Religion Eglise évangélique presbytérienne du Togo

Mort suspecte du pasteur Kossi Ayédzé

Publié le lundi 24 mars 2014, par Leader

L’homme, selon ses proches, est considéré comme adulé de ses fidèles. Mais il a été fauché par une maladie que son entourage considère comme suspecte et soupçonnent ses proches collaborateurs d’en être l’instigateur. Lui, c’est le révérend docteur Kossi Ayédzé (photo), recteur de l’Université protestante de l’Afrique de l’ouest (UPAO) à Atakpamé.
Selon des sources proches du pasteur, sa maladie est survenue en fin d’année 2012 « suite à des partages de mets qu’il a eu à quelques temps seulement avant avec certains de ses collègues pasteurs de l’UPAO située sur l’une des collines de la ville d’Atakpamé (préfecture de l’Ogou) ». Sa santé s’est aggravée quelques mois après. Ce qui avait nécessité son admission au CHU Campus de Lomé. Il y a suivi une chimiothérapie pendant six mois. Il est sorti, selon les sources, soulagé de son mal et a repris ses activités comme avant. Son rétablissement parait déranger ses détracteurs qui ironisent qu’il a une maladie de nabab, c’est-à-dire le cancer du sang. Malgré les traitements au Togo et au Ghana voire ailleurs, Kossi Ayédzé fait régulièrement de rechutes mais accepte toujours de continuer ses acticités pastorales.
A en croire un confrère, tout bascule à la pastorale de Dzolo qui s’est tenue en novembre dernier. Candidat aux primaires pouvant désigner un nouveau candidat qui ensuite va représenter la paroisse à la grande élection, il se raconte que la santé du pasteur s’est aggravée au cours de ce rendez-vous là. Et que malgré sa santé chancelante, ses pairs pasteurs l’ont plébiscité pratiquement aux primaires de Dzolo avec un score de plus de 80%.
La santé du pasteur a atteint un niveau où même ses médecins disent ne plus comprendre la nature de sa maladie.

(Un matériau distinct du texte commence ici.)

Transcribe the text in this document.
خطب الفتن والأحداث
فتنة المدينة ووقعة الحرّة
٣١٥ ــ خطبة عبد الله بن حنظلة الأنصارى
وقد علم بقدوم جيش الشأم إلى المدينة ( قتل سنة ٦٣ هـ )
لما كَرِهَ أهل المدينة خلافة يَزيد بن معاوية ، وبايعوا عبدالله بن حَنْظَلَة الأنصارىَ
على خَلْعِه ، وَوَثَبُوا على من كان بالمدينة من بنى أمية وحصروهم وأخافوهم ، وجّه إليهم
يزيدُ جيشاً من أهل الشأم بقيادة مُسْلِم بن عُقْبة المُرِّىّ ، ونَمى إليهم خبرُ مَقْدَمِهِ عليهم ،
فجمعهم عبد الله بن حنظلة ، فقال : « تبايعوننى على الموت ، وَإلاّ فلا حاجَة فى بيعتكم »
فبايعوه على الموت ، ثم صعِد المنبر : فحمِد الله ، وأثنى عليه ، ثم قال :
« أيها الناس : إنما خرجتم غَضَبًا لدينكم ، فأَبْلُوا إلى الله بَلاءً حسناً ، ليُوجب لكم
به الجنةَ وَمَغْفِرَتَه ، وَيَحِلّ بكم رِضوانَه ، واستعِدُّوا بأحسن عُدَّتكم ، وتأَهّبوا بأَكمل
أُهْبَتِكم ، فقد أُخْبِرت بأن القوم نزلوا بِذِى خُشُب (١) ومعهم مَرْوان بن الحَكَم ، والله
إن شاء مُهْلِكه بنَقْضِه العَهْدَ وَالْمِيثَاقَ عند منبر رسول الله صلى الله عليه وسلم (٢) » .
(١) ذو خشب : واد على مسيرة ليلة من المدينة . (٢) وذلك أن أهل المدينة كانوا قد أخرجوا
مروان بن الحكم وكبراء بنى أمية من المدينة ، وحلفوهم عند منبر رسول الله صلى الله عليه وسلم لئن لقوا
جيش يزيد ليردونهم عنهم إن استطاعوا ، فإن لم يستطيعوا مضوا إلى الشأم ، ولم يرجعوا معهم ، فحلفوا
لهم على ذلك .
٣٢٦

Dans de pareilles circonstances, un bon chrétien convaincu ne se confie qu’à on sauveur. C’est ce que l’infortuné aurait fait, selon ses proches en ces termes : « Oh mon Dieu, qu’ai-je fais pour mériter tout ceci. J’ai tout essayé, j’ai tout fait, mes propres collègues veulent me tuer, sauve-moi Seigneur », s’est-il lamenté après que les médecins lui ont annoncé la nouvelle non rassurante sa maladie. Tout le monde savait que Monsieur Kossi Ayédzé était malade mais il a été élu avec 72,63% contre 15% seulement pour son concurrent le samedi 22 février lors du synode comme premier responsable de l’Eglise presbytérienne du Togo (EEPT). Une confirmation de son autorité, mieux une reconnaissance de son talent.
C’est lorsqu’il est reparti à Accra pour une seconde fois pour le contrôle que la maladie aura finalement eu raison de lui le 8 mars 2014. « Difficile de prélever le sang pour faire des analyses car il n’y avait pratiquement plus, le peu qui restait dans son corps était caillé ou coagulé comme celui d’un mort », révèle-t-on.

Soupçons d’empoisonnement
Selon la version de la famille, avant même que le pasteur Kossi Ayédzé ne décède, elle soupçonne ses collègues de l’avoir empoisonné après lui avoir jeté un mauvais sort. Les railleries et les mauvaises blagues à l’encontre de leur protégé quand il était encore en vie mais luttait avec sa maladie la pousse à privilégier la thèse de l’empoisonnement. Ils « étaient encore à son chevet et n’avaient même pas encore annoncé à la famille du défunt ainsi qu’aux autorités de l’église que l’information était à la connaissance de certains pasteurs qui l’ont publié avant le lever du jour », avancent-ils comme preuve. A l’oraison funèbre qui s’est déroulée le vendredi 21 mars à Lomé, la famille et les proches du pasteur l’ont manifesté et tiennent pour responsables les proches du pasteur. Ils sont aussi remontés contre l’EEPT qui n’a pas assisté Monsieur Kossi Ayédzé comme cela se doit. « Ils l’ont laissé mourir lentement », ont avancé certains.
Il y a lieu de rappeler que ce n’est pas la première fois qu’un pasteur de l’Eglise évangélique presbytérienne du Togo suscite de polémiques après son décès. Avec ce nouveau décès, beaucoup franchissent vite le pas en comparant l’EEPT à une mafia.